The Bhopal Gas Peedit Mahila Udyog Sangathan played the leading role in the effort to secure justice for the victims of the chemical gas leak in the Union Carbide factory in Bhopal in 1984. In the mid-eighties, the Samagra Mahila Aghadi emerged as the women’s wing of the Shetkari Sangathana, which was spearheading the farmer’s movement in Maharashtra from 1980. Over one lakh women attended its session in November 1986 and took a stand against brutalization of politics which affects women more than other sections of society and also decided to put up all-women panels for the panchayat and zilla parishad elections.

Another stream of the women’s movement took the form of what have been called ‘autonomous’ women’s groups. These mushroomed in the urban centres from around the mid-seventies. Many of these consisted of women who had been active in or influenced by the Maoist or Naxalite movement, and its decline in the early seventies triggered off a process of debate and rethinking in which the issues of gender relations and the place of women in political organizations were prominent.
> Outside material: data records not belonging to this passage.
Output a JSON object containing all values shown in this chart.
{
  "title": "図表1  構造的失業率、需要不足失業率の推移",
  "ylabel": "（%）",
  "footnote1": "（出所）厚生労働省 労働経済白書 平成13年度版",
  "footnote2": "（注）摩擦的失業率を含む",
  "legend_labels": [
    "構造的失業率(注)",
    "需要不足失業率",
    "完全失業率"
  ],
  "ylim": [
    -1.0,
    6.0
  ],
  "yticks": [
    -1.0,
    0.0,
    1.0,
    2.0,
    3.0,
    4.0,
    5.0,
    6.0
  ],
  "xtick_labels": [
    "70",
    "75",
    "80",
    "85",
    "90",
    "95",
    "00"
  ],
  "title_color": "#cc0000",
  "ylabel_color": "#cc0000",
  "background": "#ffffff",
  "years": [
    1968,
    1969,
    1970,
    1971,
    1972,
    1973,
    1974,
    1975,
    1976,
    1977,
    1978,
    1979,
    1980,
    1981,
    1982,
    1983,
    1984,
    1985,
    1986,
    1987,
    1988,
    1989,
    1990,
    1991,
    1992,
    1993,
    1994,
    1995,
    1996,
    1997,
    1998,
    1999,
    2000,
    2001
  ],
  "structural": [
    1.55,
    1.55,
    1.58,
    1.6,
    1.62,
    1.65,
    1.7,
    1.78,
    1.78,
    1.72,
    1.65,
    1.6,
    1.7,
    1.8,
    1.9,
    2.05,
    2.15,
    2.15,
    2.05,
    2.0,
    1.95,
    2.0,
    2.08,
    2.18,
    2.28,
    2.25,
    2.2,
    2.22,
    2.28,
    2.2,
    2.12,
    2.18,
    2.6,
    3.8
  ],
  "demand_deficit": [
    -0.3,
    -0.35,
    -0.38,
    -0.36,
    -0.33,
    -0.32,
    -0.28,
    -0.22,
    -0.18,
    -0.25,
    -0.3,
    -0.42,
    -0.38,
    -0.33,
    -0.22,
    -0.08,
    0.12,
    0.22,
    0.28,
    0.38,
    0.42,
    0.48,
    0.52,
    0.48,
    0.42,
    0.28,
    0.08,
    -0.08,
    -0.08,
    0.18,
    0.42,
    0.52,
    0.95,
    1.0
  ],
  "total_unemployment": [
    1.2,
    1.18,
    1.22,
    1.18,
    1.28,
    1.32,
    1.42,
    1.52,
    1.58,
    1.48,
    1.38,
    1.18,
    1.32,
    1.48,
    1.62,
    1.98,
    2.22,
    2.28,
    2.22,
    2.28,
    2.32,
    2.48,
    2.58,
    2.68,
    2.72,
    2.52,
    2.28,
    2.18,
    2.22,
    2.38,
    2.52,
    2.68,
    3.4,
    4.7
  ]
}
Among the earliest of these was the Progressive Women’s Organization in Osmania University in Hyderabad in 1974, and the Purogami Stree Sangathana in Pune and the Stree Mukti Sangathana in Bombay in 1975. The declaration by the UN of 1975 as the International Women’s Year probably contributed to a flurry of activity in Maharashtra in 1975 with party-based and
autonomous organizations celebrating March 8 as International Women’s Day for the first time and a women’s conference being attended in October in Pune by women from all over the state belonging to Maoist groups, the Socialist and Republican parties, CPM, and Lal Nishan Party.